Daily Development for Monday, October 29, 2001

By: Patrick A. Randolph, Jr.
Elmer F. Pierson Professor of Law
UMKC School of Law
Of Counsel: Blackwell Sanders Peper Martin
Kansas City, Missouri
prandolph@cctr.umkc.edu

LANDLORD/TENANT; TENANT LIABILITY FOR INJURY TO NEIGHBORING PARTIES: Tenant not liable for trespass where mall landlord fulfills its obligation to provide parking for tenant by trespassing on adjacent property in construction of parking lot, since parking lot was open to all mall tenants and tenant made no effort to direct tenant's customers to that location.

Golonka v. Plaza at Latham LLC., 704 NYS 2d 703 (A.D. 2000)

Landlord claimed that its attorney (since deceased) had advised him that he had acquired by adverse possession certain property adjacent to its mall.   Nevertheless, landlord continued to negotiate with the owner of the property to acquire the property for parking lot expansion.  The negotiations were unsuccessful, but in the meantime the landlord concluded negotiations with J.C. Penny to occupy the mall, and committed in the lease to provide more parking than it then had built.

Landlord simply paved over the adjacent property.  The owner of that property, an octogenarian living in Arizona, didn't discover this for a while, and the property was used for a parking area by various customers of the Penny store and others.  Ultimately, the owner did discover that the mall had paved her land and a legal dispute ensued.

The owner alleged trespass both by the mall owner and by J.C. Penny.

The court found that the mall owner had indeed trespassed on her land and authorized consideration by the trial court of treble damages.  As to J.C. Penny, however, the court acknowledged that one can trespass through one's overt actions even when one is unaware of the fact that one has crossed over to the property of another.
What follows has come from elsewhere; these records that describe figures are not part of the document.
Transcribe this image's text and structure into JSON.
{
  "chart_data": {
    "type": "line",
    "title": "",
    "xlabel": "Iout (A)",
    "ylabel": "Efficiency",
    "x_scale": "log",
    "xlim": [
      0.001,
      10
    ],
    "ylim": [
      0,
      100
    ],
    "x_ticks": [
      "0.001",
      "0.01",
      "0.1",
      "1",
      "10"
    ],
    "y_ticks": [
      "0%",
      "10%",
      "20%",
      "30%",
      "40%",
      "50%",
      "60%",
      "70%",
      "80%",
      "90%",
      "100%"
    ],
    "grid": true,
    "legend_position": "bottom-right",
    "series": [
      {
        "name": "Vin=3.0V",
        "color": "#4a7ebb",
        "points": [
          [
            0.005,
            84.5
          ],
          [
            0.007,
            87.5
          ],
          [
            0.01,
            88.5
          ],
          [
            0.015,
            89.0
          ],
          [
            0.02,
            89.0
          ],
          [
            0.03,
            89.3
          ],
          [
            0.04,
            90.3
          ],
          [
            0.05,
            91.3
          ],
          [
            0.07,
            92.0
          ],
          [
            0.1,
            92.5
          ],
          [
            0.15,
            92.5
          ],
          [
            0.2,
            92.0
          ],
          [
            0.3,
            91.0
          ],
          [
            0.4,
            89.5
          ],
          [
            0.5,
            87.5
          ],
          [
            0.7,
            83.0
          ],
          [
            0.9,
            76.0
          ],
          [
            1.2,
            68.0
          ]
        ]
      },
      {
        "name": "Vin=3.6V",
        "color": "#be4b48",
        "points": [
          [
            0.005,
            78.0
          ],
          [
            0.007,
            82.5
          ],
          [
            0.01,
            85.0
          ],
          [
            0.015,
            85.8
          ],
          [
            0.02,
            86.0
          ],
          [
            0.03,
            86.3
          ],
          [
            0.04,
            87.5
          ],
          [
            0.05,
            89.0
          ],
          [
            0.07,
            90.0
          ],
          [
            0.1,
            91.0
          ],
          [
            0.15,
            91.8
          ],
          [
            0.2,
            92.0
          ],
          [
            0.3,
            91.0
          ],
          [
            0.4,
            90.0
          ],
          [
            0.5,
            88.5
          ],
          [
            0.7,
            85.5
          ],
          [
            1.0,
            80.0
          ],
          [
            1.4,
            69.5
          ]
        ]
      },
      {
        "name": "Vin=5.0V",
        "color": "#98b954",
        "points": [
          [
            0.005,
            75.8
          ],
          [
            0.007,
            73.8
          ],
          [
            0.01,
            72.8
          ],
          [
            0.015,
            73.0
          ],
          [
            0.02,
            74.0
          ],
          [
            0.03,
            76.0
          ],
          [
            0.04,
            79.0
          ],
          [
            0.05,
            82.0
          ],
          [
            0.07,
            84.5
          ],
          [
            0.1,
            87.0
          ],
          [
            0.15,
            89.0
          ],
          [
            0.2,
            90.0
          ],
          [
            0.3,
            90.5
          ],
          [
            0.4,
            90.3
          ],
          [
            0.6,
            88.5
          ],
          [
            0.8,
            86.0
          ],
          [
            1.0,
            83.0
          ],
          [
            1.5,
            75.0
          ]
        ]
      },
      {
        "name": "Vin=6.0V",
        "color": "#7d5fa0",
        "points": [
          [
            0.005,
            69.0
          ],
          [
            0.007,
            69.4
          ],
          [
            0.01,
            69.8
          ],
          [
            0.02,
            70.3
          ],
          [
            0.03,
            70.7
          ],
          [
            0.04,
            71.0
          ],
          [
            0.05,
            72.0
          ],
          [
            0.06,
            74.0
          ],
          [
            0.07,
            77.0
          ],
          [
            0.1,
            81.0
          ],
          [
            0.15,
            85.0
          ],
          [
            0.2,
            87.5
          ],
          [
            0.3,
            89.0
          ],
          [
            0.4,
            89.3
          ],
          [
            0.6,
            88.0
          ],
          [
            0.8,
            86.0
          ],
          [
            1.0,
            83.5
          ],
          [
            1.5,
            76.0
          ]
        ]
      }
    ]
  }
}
But the court held that nonetheless there was no trespass by Penny here.

The landlord had not designated the expanded parking area exclusively for Penny customers.  Any mall customers could park there.  Further, Penny did not direct its customers to park specifically in that area, although, of course, it implicitly invited them to park anywhere that parking was marked in the lot.  In the final analysis, it was the mall owner, and not Penny, that determined whether mall customers would park in the overlapping area.  Consequently, Penny had not trespassed.

Also see:  Shapera v. Hasselback, 630 N.Y.S.2d 162 (App. Div. 1995).

(Truck stop is not liable to neighbor for truck stop customers who trespass on plaintiff's property or park on the right of way easement granted by plaintiff to defendant, absent special obligations in the deed or easement documents. The court indicates that liability could have arisen if the deed or easement had contained affirmative obligations by the truck stop to prevent its customers from trespassing or parking on the right of way.)

Compare: Housing Authority of City and County of San Francisco v. Aguila, 18 Cal. Rptr. 2d 218 (Cal. App. 1993) (Housing Authority may be liable for noise and other adverse impacts on neighbors of housing project caused by project tenants, their Guests, and others attracted to site if Authority does not take reasonable steps to prevent such impacts.)